Because most testicular tumors in the horse are benign, if a suspected tumor is small with respect to the surrounding testicular parenchyma, and if it does not appear to be aggressive, no treatment may be required other than periodic monitoring of the tumor’s progression. If coincident TD is not present, it is likely that the unaffected testicular parenchyma will continue to function and contribute sperm to the ejaculate. If a tumor is aggressive and is growing rapidly in size, orchiectomy can be considered. However, even locally invasive testicular tumors usually do not metastasize. So again, it may be possible to do nothing other than monitor the neoplasia. In theory, histologic evaluation of an ultrasonographically guided testicular biopsy sample can aid in the decision as to whether or not to remove the testicle. In practice, the additional information gained from a biopsy sample may not be worth the risk of damage to the testicle that may be incurred during procurement of the sample. In humans, testis-sparing surgery for removal of benign testicular tumors has been described.28 Cryosurgery has been used in one horse in this author’s clinic with a benign testicular tumor. The cryosurgery was intended to halt the growth of the tumor and prevent further pressure necrosis and degeneration of the surrounding testicular parenchyma. Unfortunately, regrowth of the tumor continued in spite of the procedure.
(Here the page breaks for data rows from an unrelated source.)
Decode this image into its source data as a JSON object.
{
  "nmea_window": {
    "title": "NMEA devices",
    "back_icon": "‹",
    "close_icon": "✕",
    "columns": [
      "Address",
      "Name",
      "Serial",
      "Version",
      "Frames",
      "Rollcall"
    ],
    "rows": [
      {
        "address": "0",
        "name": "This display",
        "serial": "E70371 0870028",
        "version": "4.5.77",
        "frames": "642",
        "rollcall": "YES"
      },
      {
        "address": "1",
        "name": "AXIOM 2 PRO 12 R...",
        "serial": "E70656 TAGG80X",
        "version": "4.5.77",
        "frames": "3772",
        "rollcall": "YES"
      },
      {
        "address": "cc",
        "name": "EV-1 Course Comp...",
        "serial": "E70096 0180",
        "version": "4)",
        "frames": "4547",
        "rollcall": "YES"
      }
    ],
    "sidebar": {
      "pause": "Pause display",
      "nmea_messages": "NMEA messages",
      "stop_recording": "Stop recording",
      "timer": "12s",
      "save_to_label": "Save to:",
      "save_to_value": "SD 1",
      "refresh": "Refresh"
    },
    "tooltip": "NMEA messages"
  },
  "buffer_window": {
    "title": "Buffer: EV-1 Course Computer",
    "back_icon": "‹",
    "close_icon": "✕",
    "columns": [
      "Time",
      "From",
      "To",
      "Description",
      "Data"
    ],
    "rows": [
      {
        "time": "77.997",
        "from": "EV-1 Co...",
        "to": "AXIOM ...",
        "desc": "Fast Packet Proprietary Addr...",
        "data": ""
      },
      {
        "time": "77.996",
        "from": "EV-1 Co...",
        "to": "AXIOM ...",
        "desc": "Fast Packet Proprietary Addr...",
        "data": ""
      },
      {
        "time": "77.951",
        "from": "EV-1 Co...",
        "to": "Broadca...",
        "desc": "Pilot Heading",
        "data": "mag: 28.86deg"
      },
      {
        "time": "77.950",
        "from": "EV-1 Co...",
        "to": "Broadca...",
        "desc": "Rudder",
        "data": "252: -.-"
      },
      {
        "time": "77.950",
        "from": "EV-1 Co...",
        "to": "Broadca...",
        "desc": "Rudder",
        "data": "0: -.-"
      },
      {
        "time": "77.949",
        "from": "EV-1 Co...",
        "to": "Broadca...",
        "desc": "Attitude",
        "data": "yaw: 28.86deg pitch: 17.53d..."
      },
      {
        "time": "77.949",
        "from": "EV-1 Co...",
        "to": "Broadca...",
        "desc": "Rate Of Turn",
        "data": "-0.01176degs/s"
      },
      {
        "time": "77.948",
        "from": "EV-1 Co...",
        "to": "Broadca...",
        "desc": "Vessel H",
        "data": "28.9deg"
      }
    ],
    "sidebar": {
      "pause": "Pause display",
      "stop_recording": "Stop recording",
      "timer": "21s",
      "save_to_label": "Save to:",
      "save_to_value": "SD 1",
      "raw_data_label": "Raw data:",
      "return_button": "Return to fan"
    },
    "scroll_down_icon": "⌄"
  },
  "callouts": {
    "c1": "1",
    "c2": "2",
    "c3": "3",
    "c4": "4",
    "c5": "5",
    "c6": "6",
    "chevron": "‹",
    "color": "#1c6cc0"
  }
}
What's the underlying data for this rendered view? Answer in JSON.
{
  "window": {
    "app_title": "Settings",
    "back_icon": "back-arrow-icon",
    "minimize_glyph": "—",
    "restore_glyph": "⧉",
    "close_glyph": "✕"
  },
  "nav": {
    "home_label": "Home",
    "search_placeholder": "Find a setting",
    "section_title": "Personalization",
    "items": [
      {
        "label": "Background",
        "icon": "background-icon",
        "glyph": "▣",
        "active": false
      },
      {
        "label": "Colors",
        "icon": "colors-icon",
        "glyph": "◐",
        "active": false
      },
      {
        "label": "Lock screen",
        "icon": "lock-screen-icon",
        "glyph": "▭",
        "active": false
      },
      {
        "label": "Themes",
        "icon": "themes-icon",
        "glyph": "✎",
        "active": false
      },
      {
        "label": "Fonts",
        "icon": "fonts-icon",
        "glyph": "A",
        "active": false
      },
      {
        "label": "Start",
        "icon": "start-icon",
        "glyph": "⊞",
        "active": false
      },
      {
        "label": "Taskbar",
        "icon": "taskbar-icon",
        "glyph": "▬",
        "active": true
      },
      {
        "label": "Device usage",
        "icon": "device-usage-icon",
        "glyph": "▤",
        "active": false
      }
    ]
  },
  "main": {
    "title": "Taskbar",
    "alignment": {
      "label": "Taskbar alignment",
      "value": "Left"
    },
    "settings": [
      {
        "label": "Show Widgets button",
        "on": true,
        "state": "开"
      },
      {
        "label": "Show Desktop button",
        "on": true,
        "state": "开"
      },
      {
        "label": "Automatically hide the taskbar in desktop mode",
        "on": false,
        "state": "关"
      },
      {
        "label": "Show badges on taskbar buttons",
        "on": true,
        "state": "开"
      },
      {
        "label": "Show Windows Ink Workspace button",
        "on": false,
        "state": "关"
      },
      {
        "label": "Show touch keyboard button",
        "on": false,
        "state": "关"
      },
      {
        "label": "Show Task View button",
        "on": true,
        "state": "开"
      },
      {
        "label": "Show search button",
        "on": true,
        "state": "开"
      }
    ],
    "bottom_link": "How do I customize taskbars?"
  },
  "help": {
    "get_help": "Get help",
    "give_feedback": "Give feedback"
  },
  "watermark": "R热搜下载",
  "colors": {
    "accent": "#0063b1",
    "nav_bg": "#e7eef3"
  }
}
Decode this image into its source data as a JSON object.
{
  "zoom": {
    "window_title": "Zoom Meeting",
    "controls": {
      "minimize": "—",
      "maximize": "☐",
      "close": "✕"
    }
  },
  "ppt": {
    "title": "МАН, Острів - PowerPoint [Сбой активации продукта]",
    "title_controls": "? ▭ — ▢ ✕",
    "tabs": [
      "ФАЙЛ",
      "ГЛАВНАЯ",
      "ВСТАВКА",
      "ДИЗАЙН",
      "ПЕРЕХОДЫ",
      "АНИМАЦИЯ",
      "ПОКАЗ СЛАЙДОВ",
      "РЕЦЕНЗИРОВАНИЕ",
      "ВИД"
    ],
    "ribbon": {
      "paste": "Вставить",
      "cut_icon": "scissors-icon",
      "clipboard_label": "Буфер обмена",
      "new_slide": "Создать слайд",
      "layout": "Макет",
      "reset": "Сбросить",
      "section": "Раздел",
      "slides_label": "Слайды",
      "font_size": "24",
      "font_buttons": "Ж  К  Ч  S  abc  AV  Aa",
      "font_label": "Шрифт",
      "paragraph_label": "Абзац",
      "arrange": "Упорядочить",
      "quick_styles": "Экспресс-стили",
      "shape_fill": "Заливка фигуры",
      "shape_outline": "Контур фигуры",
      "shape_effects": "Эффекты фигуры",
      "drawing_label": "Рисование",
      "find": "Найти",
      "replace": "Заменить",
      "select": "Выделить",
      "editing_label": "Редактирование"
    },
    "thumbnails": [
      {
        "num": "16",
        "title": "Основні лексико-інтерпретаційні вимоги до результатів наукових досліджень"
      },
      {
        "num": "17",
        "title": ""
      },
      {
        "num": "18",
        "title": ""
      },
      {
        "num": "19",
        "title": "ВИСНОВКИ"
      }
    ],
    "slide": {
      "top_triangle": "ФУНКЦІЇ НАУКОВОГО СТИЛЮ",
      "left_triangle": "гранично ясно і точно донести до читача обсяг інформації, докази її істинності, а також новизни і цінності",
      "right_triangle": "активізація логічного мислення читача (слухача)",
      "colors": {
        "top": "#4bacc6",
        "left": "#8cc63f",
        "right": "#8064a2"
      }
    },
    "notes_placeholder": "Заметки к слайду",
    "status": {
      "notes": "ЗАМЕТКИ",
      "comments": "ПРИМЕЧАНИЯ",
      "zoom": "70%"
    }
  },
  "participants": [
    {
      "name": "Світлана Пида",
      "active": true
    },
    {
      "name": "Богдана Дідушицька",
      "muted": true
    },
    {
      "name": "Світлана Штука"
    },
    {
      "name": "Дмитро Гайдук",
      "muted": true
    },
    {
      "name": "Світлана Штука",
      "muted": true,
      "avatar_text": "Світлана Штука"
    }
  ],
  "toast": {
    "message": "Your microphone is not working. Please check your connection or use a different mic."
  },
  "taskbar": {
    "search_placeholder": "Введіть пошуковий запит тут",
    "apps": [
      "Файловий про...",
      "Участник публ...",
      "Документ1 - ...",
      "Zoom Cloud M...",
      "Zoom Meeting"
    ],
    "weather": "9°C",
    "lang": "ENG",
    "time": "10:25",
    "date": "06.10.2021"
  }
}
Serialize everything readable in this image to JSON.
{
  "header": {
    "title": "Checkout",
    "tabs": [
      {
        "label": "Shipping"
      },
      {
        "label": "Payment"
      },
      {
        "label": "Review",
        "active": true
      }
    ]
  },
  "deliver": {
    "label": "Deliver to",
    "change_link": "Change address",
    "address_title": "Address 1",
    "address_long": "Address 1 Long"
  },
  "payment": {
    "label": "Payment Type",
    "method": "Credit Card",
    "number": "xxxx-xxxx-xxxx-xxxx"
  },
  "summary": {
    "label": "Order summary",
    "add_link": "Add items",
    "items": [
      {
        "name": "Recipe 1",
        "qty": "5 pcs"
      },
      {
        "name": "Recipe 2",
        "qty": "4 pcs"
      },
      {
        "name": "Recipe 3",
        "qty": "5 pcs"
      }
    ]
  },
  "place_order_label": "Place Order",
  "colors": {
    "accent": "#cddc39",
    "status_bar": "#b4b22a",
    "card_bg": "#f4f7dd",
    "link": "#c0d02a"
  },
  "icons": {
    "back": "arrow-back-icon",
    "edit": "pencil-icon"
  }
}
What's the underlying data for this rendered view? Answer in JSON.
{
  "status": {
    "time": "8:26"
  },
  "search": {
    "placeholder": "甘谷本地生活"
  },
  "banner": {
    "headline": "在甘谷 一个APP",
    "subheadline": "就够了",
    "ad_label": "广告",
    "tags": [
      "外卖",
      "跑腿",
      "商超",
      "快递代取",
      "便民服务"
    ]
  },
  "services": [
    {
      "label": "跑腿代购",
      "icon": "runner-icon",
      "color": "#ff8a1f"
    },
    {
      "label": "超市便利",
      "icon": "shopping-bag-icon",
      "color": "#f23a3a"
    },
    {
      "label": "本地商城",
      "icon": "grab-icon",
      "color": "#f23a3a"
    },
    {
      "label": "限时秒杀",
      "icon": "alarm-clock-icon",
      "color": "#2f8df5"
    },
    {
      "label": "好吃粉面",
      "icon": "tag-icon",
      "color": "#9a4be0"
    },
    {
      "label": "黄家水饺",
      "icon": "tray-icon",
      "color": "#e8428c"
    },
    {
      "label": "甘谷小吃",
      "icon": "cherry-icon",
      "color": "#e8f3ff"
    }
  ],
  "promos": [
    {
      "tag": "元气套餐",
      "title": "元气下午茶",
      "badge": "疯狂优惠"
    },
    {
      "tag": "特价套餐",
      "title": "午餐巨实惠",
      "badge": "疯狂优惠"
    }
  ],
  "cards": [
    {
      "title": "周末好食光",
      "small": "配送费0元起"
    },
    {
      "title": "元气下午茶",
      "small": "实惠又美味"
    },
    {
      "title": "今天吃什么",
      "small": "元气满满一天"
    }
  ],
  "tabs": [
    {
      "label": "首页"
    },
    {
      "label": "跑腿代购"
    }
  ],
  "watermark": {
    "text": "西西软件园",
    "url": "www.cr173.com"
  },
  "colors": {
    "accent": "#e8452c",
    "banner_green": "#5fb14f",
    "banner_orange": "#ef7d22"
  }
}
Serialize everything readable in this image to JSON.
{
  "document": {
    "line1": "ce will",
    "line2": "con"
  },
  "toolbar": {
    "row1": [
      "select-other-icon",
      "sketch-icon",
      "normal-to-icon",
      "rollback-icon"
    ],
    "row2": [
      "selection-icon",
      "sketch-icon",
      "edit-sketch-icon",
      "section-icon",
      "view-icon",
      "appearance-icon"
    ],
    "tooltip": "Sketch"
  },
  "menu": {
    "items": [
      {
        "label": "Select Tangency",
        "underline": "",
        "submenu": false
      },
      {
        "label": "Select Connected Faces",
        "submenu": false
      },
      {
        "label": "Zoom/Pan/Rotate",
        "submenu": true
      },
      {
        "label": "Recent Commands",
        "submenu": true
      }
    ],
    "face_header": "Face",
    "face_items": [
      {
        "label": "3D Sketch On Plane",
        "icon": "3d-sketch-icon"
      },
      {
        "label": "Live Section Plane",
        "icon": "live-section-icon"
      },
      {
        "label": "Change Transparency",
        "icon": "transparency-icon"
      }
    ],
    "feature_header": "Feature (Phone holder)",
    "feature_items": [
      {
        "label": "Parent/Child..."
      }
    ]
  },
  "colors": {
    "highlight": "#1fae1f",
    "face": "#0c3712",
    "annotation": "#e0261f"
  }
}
Keep in mind that malignant testicular tumors have been reported in equids.29–32 In particular, seminomas in the stallion may have a greater tendency to metastasize than do seminomas in other species.2 Should the decision be made to leave an affected testicle in place, this unlikely possibility should be discussed with the animal’s owners.
ORCHITIS
Orchitis, or inflammation of the testis, is a rare cause of testicular enlargement in the stallion. Orchitis can arise secondarily to trauma, ascending or descending infection, parasites, or autoimmune disease.33 The affected testicle is typically enlarged, hot, and painful. Systemic signs such as fever, leukocytosis, and hyperfibrinogenemia may also be present. If semen is collected and evaluated, large numbers of white blood cells are typically found and semen quality is often poor. Cultures of ejaculated semen may aid in identification of the causative organism in cases of infectious orchitis. In stallions the ultrasonographic appearance of an affected testicle appears to be similar to what has been described in humans.34 The affected testis may be hypoechoic with respect to the unaffected testis. The decrease in echogenicity may involve the entire testicular parenchyma uniformly, or it may be seen isolated to focal areas within the parenchyma. Hydrocele, epididymitis, and thickening of the scrotal skin also may be present.35
Bilateral orchitis is associated with a guarded prognosis for future fertility33 because, in severe cases, the resultant inflammation and increases in local temperature can result in fibrosis and degeneration of the testicular parenchyma. However, if one testicle is unaffected by the problem, the chances for return to normal fertility are greatly improved. If orchitis is suspected and the desire is to salvage the affected testis (testes), treatment should be initiated as soon as possible. Systemic antibiotics, ideally based on culture and sensitivity of the causative organism, should be included. In addition, antiinflammatory drugs and cold hydrotherapy should be included in the treatment plan. Alternatively, if the opposite testicle is normal, unilateral orchiectomy can be performed. After resolution of the inflammatory process, the unaffected testicle should return to its prior level of function and fertility may be restored.